Felony Expungement - KRS 431.073
New Changes to the Law: Effective June 27, 2019, most Class D felony offenses (with limited exceptions) are eligible for expungement pursuant to KRS 431.073. Persons who previously had a felony expungement between July 2016 and June 27, 2019 may be eligible to have additional charges/cases expunged.
The Administrative Office of the Courts and circuit court clerks cannot provide legal advice or assistance regarding felony expungements.
Most Class D felony convictions (with limited exceptions)are eligible for expungement. KRS 431.073 outlines the process for a person to file an application to have his or her conviction vacated and expunged. If the court grants the application, the original judgment will be vacated and the charges dismissed. Records in the custody of any other agency or official, including law enforcement records, will be expunged.
Timeline to File for Felony Expungement
An application cannot be filed sooner than five years after the completion of the person’s sentence or five years after the successful completion of the person’s probation or parole, whichever occurs later.
Process to Obtain a Felony Expungement
1. Request an expungement certification from the Administrative Office of the Courts. Once the expungement certification is returned:
2. Complete the AOC legal form Application to Vacate and Expunge Felony Conviction and file the form with the Office of the Circuit Court Clerk in the county where the conviction occurred. Attorneys may also eFile felony expungement motions.
- Attach the expungement certification to the motion and pay the filing fee.
- On the application, list any agencies that may have records pertaining to the arrest, charges or conviction.
3. If the prosecutor objects to the expungement within 60 days, the court will schedule a hearing and the circuit court clerk will send notice of the hearing.
4. If the prosecutor does not object, the court may issue an order without a hearing.
5. If the judge grants the application, upon full payment of the filing fee, the court will order expungement of the records. The court and all agencies will expunge their records so that information does not appear on official state-performed background checks.
The total fee for a felony expungement is $300. A $50 non-refundable filing fee is due at the time the application is filed. If the application is granted, the defendant must pay an expungement fee of $250, which can be made in installment payments. The expungement cannot be completed until the full $250 has been paid.
An expungement certification (a criminal record reportto indicate what records are eligible to be expunged) is required to be filed along with the motion. The cost for an expungement certification is $40.
Effect of the Expungement
Upon entry of an order vacating and dismissing charges, the original conviction shall be vacated and dismissed. Upon full payment of the expungement fee, the record shall be expunged.

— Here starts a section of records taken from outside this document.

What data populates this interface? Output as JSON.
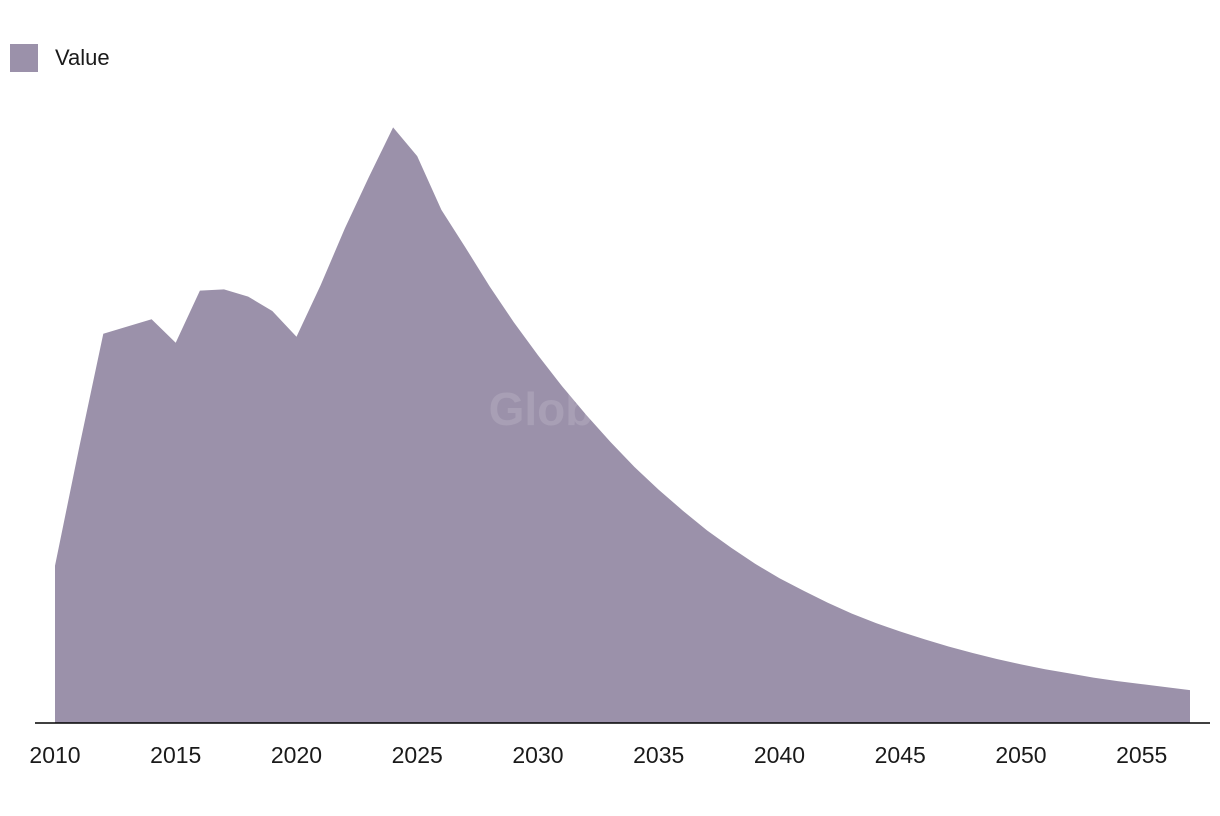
{
  "legend": {
    "label": "Value"
  },
  "watermark": "GlobalData",
  "colors": {
    "area": "#9b91aa",
    "axis": "#000000"
  },
  "chart_data": {
    "type": "area",
    "title": "",
    "xlabel": "",
    "ylabel": "",
    "legend_position": "top-left",
    "grid": false,
    "xlim": [
      2010,
      2057
    ],
    "ylim": [
      0,
      100
    ],
    "x_ticks": [
      "2010",
      "2015",
      "2020",
      "2025",
      "2030",
      "2035",
      "2040",
      "2045",
      "2050",
      "2055"
    ],
    "series": [
      {
        "name": "Value",
        "x": [
          2010,
          2011,
          2012,
          2013,
          2014,
          2015,
          2016,
          2017,
          2018,
          2019,
          2020,
          2021,
          2022,
          2023,
          2024,
          2025,
          2026,
          2027,
          2028,
          2029,
          2030,
          2031,
          2032,
          2033,
          2034,
          2035,
          2036,
          2037,
          2038,
          2039,
          2040,
          2041,
          2042,
          2043,
          2044,
          2045,
          2046,
          2047,
          2048,
          2049,
          2050,
          2051,
          2052,
          2053,
          2054,
          2055,
          2056,
          2057
        ],
        "values": [
          26.3,
          46.0,
          65.1,
          66.3,
          67.5,
          63.6,
          72.3,
          72.5,
          71.3,
          68.9,
          64.6,
          73.2,
          82.7,
          91.3,
          99.6,
          94.8,
          85.8,
          79.5,
          73.0,
          67.0,
          61.5,
          56.3,
          51.5,
          47.0,
          42.8,
          39.0,
          35.5,
          32.2,
          29.3,
          26.6,
          24.2,
          22.1,
          20.1,
          18.3,
          16.7,
          15.3,
          14.0,
          12.8,
          11.7,
          10.7,
          9.8,
          9.0,
          8.3,
          7.6,
          7.0,
          6.5,
          6.0,
          5.5
        ]
      }
    ]
  }
}
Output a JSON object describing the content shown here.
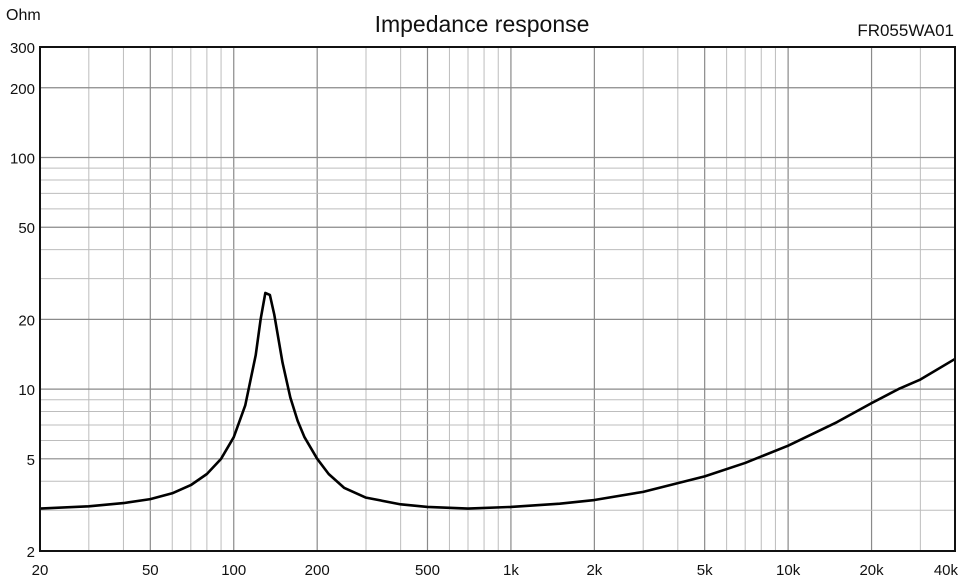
{
  "chart_data": {
    "type": "line",
    "title": "Impedance response",
    "model": "FR055WA01",
    "ylabel": "Ohm",
    "xlabel": "",
    "x_scale": "log",
    "y_scale": "log",
    "xlim": [
      20,
      40000
    ],
    "ylim": [
      2,
      300
    ],
    "x_ticks": [
      {
        "value": 20,
        "label": "20"
      },
      {
        "value": 50,
        "label": "50"
      },
      {
        "value": 100,
        "label": "100"
      },
      {
        "value": 200,
        "label": "200"
      },
      {
        "value": 500,
        "label": "500"
      },
      {
        "value": 1000,
        "label": "1k"
      },
      {
        "value": 2000,
        "label": "2k"
      },
      {
        "value": 5000,
        "label": "5k"
      },
      {
        "value": 10000,
        "label": "10k"
      },
      {
        "value": 20000,
        "label": "20k"
      },
      {
        "value": 40000,
        "label": "40k"
      }
    ],
    "y_ticks": [
      {
        "value": 2,
        "label": "2"
      },
      {
        "value": 5,
        "label": "5"
      },
      {
        "value": 10,
        "label": "10"
      },
      {
        "value": 20,
        "label": "20"
      },
      {
        "value": 50,
        "label": "50"
      },
      {
        "value": 100,
        "label": "100"
      },
      {
        "value": 200,
        "label": "200"
      },
      {
        "value": 300,
        "label": "300"
      }
    ],
    "grid": true,
    "legend": "none",
    "series": [
      {
        "color": "#000000",
        "x": [
          20,
          30,
          40,
          50,
          60,
          70,
          80,
          90,
          100,
          110,
          120,
          125,
          130,
          135,
          140,
          150,
          160,
          170,
          180,
          200,
          220,
          250,
          300,
          400,
          500,
          700,
          1000,
          1500,
          2000,
          3000,
          5000,
          7000,
          10000,
          15000,
          20000,
          25000,
          30000,
          40000
        ],
        "y": [
          3.05,
          3.12,
          3.22,
          3.35,
          3.55,
          3.85,
          4.3,
          5.0,
          6.2,
          8.5,
          14,
          20,
          26,
          25.5,
          21,
          13,
          9.2,
          7.3,
          6.2,
          5.0,
          4.3,
          3.75,
          3.4,
          3.18,
          3.1,
          3.05,
          3.1,
          3.2,
          3.32,
          3.6,
          4.2,
          4.8,
          5.7,
          7.2,
          8.7,
          10.0,
          11.0,
          13.5
        ]
      }
    ]
  }
}
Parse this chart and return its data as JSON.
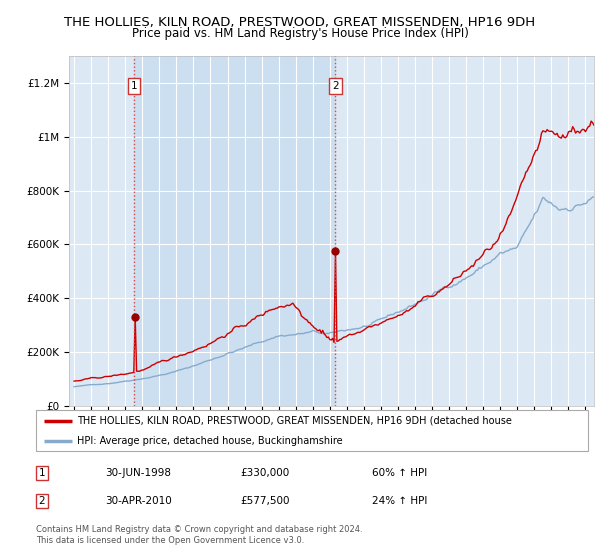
{
  "title": "THE HOLLIES, KILN ROAD, PRESTWOOD, GREAT MISSENDEN, HP16 9DH",
  "subtitle": "Price paid vs. HM Land Registry's House Price Index (HPI)",
  "title_fontsize": 9.5,
  "subtitle_fontsize": 8.5,
  "background_color": "#ffffff",
  "plot_bg_color": "#dce9f5",
  "span_color": "#ccdff0",
  "grid_color": "#ffffff",
  "hpi_line_color": "#88aacc",
  "property_line_color": "#cc0000",
  "purchase1_date": 1998.5,
  "purchase1_price": 330000,
  "purchase2_date": 2010.33,
  "purchase2_price": 577500,
  "ylim": [
    0,
    1300000
  ],
  "xlim_start": 1994.7,
  "xlim_end": 2025.5,
  "ytick_labels": [
    "£0",
    "£200K",
    "£400K",
    "£600K",
    "£800K",
    "£1M",
    "£1.2M"
  ],
  "ytick_values": [
    0,
    200000,
    400000,
    600000,
    800000,
    1000000,
    1200000
  ],
  "legend_label_property": "THE HOLLIES, KILN ROAD, PRESTWOOD, GREAT MISSENDEN, HP16 9DH (detached house",
  "legend_label_hpi": "HPI: Average price, detached house, Buckinghamshire",
  "footnote": "Contains HM Land Registry data © Crown copyright and database right 2024.\nThis data is licensed under the Open Government Licence v3.0.",
  "table_row1": [
    "1",
    "30-JUN-1998",
    "£330,000",
    "60% ↑ HPI"
  ],
  "table_row2": [
    "2",
    "30-APR-2010",
    "£577,500",
    "24% ↑ HPI"
  ]
}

Upon completion of the expungement, the court and other agencies shall cause records to be deleted or removed from their computer systems so that the matter shall not appear on official state-performed background checks. The court and other agencies shall reply to any inquiry that no record exists on the matter. The person whose record is expunged shall not have to disclose the fact of the record or any matter relating thereto on an application for employment, credit or other type of application. If the person is not prohibited from voting for any other reason, the person’s ability to vote shall be restored and the person may register to vote.
An order vacating a conviction under this section shall not extend or revive an expired statute of limitations, shall not constitute a finding of legal error regarding the proceedings leading to or resulting in the conviction, shall not nullify any findings of fact or conclusions of law made by the trial court or any appellate court regarding the conviction and shall not constitute a finding of innocence regarding the conviction. KRS 431.073.
Information regarding the expungement order shall be retained by the Administrative Office of the Courts and will be accessible for the purpose of preparing an expungement eligibility certificate. The prosecutor is permitted to retain a nonpublic record for law enforcement purposes only.
Defendants Charged With a Felony But Not Indicted
KRS 431.076 permits the expungement of felony charges originally filed in District Court that have not resulted in an indictment by the grand jury. The expungement petition, AOC-497.2, may be filed no sooner than 12 months following the date of the District Court decision to hold the matter to the grand jury. There is no filing fee for a petition to expunge felony charges not resulting in indictment.
Defendants Who Have Been Pardoned
A person who has been granted a full pardon may file to have a felony conviction vacated and expunged. The conviction does not have to be one of the offenses listed on the right.